As discussed in Our History:
All of these Western Orthodox communities celebrate their Liturgy (the Mass) in the vernacular – English in the United States and Australia, French in the Orthodox Church of France – but freely use Latin, the traditional liturgical language of the West, in their rites. All of them also use the traditional Gregorian Chant (and other western chants, such as the Ambrosian and Mozarabic) as well as suitable liturgical music of other periods and places.
Why have these people become Western Orthodox? What do they find in their Church that cannot be found in the Roman Catholic, Anglican, or Old Catholic Churches of the West? Quite simply, they have found the Church of Christ — His one, holy, catholic and apostolic Church — and have wanted to be a part of it, knowing that Christ calls all people into His one true Orthodox Church. They have discovered that their former western churches have abandoned, in varying degrees and in different stages, the true Christian faith and have wandered from Christ’s truth. Even the once seemingly monolithic Roman Catholic church has begun visibly to display that inner disintegration it embarked upon when it broke from Orthodox unity in 1054. Other western churches, being offshoots of the Roman church, appear to be suffering the same disintegration.

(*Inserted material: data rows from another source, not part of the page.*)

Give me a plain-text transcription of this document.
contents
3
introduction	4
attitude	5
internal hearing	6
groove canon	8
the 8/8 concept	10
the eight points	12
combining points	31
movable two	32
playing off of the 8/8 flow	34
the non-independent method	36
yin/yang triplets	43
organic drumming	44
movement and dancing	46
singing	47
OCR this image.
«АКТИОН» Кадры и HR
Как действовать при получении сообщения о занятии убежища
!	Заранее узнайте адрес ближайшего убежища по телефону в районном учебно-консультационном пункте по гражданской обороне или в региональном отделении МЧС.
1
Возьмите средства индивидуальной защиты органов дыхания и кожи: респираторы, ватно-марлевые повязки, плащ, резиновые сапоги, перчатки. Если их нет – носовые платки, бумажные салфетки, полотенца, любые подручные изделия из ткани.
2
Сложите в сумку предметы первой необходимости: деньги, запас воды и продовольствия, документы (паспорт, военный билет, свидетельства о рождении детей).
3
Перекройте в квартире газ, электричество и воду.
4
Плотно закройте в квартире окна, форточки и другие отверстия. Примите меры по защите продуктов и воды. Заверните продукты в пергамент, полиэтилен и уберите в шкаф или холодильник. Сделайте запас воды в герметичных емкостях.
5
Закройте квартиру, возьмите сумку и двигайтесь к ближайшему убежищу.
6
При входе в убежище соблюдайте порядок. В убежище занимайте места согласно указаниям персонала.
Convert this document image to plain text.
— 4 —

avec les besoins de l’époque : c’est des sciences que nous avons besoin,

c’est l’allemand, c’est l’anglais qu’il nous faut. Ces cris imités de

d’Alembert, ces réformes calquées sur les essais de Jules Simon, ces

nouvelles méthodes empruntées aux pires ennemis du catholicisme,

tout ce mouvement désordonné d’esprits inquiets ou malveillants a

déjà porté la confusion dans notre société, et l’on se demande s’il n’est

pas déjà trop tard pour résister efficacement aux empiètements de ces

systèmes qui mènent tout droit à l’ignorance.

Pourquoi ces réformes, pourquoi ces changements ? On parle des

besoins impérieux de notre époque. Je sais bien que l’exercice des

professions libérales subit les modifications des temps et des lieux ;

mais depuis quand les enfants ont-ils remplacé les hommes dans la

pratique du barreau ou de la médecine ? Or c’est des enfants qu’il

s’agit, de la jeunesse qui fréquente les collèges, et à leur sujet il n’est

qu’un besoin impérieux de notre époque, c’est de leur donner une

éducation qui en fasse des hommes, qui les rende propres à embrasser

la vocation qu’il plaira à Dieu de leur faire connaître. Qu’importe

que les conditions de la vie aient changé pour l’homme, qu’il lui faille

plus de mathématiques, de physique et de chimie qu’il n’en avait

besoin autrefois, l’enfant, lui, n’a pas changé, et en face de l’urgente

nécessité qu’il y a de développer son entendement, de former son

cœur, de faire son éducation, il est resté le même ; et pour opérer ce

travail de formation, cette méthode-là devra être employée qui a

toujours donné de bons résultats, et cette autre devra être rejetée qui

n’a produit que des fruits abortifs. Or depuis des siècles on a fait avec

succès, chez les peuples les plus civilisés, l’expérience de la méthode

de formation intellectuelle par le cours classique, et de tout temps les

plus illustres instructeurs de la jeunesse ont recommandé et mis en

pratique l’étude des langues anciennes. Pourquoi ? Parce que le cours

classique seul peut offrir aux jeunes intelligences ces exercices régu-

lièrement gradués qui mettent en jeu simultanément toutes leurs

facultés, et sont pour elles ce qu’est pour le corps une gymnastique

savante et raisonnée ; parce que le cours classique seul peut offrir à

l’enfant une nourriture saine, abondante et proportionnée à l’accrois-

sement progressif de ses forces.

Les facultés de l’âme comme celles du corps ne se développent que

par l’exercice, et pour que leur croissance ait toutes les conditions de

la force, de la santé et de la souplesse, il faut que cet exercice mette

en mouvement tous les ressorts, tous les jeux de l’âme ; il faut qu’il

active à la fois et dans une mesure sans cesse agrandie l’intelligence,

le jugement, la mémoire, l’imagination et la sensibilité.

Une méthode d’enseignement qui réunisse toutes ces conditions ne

Orthodox Christians, both of East and West, are not surprised by this further falling away of the western denominations into novel and bizarre revisions of Christian faith and morals. Orthodox Christians understand that, apart from sacramental unity in the faith of the one Orthodox Church, no true spiritual unity or integration is possible. Orthodox Christians are grieved at the pain of their western brothers and sisters who must suffer the disintegration and chaos wrought by their denominations’ abandonment of true Christianity – grieved and sympathetic and sobered. For Orthodox Christians know that it is only by God’s grace that they have been called into the safe haven of God’s true and unchanging Orthodox Church and have been given the precious gift of the true faith.
Orthodox Christians hope and pray and long for the return of their separated western brothers and sisters to the haven of Christ’s true Orthodox Church. Western Christians need to know that, despite the chaos and distress and confusion within their denominations, Christ’s holy Church is alive and well and vigilant in maintaining the true faith once delivered to the Saints. In Western Orthodoxy, with its forms, rites, and traditions so familiar to western Christians, Christ’s Orthodox Church, welcoming its prodigal western sons and daughters, can provide them with a sense of truly coming home to their Father’s house.